HOST is working to build a case for policy changes and secure funding for a long-term initiative. In this pilot stage, their effort is focused on data analysis in order to assess the most immediate needs of the homeless community.
Austin Travis County Integral Care, which provides services to individuals living with brain-based disorders, has reached out to over 230 members of the homeless community through HOST’s efforts.
“We work hard to improve the lives of anyone with mental disorders,” said Anne Nagelkirk, director of communications and engagement for ATCIC. “We have been able to meet most of the individual needs, including medical assessments, connecting people to shelter and housing, providing general medical care and medical supplies, connecting to them to treatment programs and things of that nature.”
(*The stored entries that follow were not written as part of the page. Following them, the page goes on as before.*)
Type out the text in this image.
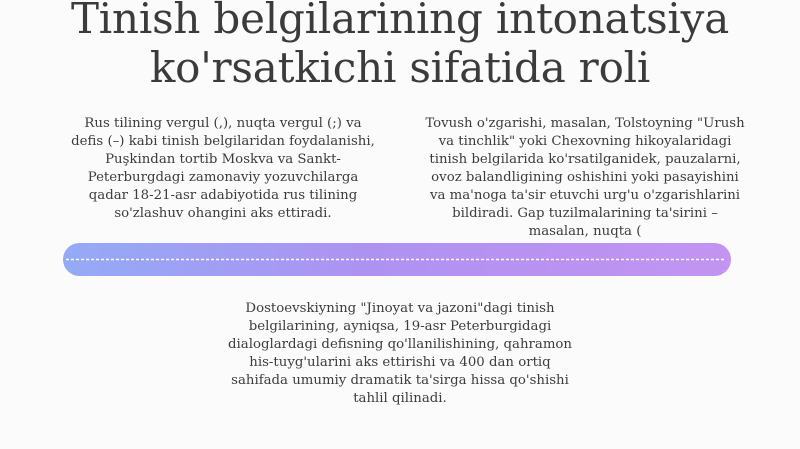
Tinish belgilarining intonatsiya
ko'rsatkichi sifatida roli
Rus tilining vergul (,), nuqta vergul (;) va defis (–) kabi tinish belgilaridan foydalanishi, Puşkindan tortib Moskva va Sankt-Peterburgdagi zamonaviy yozuvchilarga qadar 18-21-asr adabiyotida rus tilining so'zlashuv ohangini aks ettiradi.
Tovush o'zgarishi, masalan, Tolstoyning "Urush va tinchlik" yoki Chexovning hikoyalaridagi tinish belgilarida ko'rsatilganidek, pauzalarni, ovoz balandligining oshishini yoki pasayishini va ma'noga ta'sir etuvchi urg'u o'zgarishlarini bildiradi. Gap tuzilmalarining ta'sirini – masalan, nuqta (
Dostoevskiyning "Jinoyat va jazoni"dagi tinish belgilarining, ayniqsa, 19-asr Peterburgidagi dialoglardagi defisning qo'llanilishining, qahramon his-tuyg'ularini aks ettirishi va 400 dan ortiq sahifada umumiy dramatik ta'sirga hissa qo'shishi tahlil qilinadi.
Austin-Travis County EMS has focused on reducing emergency transports and ER usage, since many of the homeless use these services for minor medical emergencies or medical conditions that would be better managed by a long-term care physician, EMS Captain Darren Noak said. Additionally, EMS has been working to advise the team on which members of the homeless community should receive priority when it comes to assigning housing units.
“If we could get everyone into a housing unit, we would, but we have to prioritize,” Noak said. “[EMS] can provide updated medical records that help determine who should have priority for housing. While [EMS] doesn’t decide who gets housing and who doesn’t, medical vulnerability is a big part of that, so we’re working to help in that way.”
At the end of the pilot period, HOST plans to analyze information collected this summer and create more long-term programs based on its successful initiatives.
“We think we know everything we need to know but we go into things finding out later that maybe it didn’t work out exactly how we thought,” Brice said. “This is how social innovation works — you test, retest and reiterate, so you can come out with the best product.”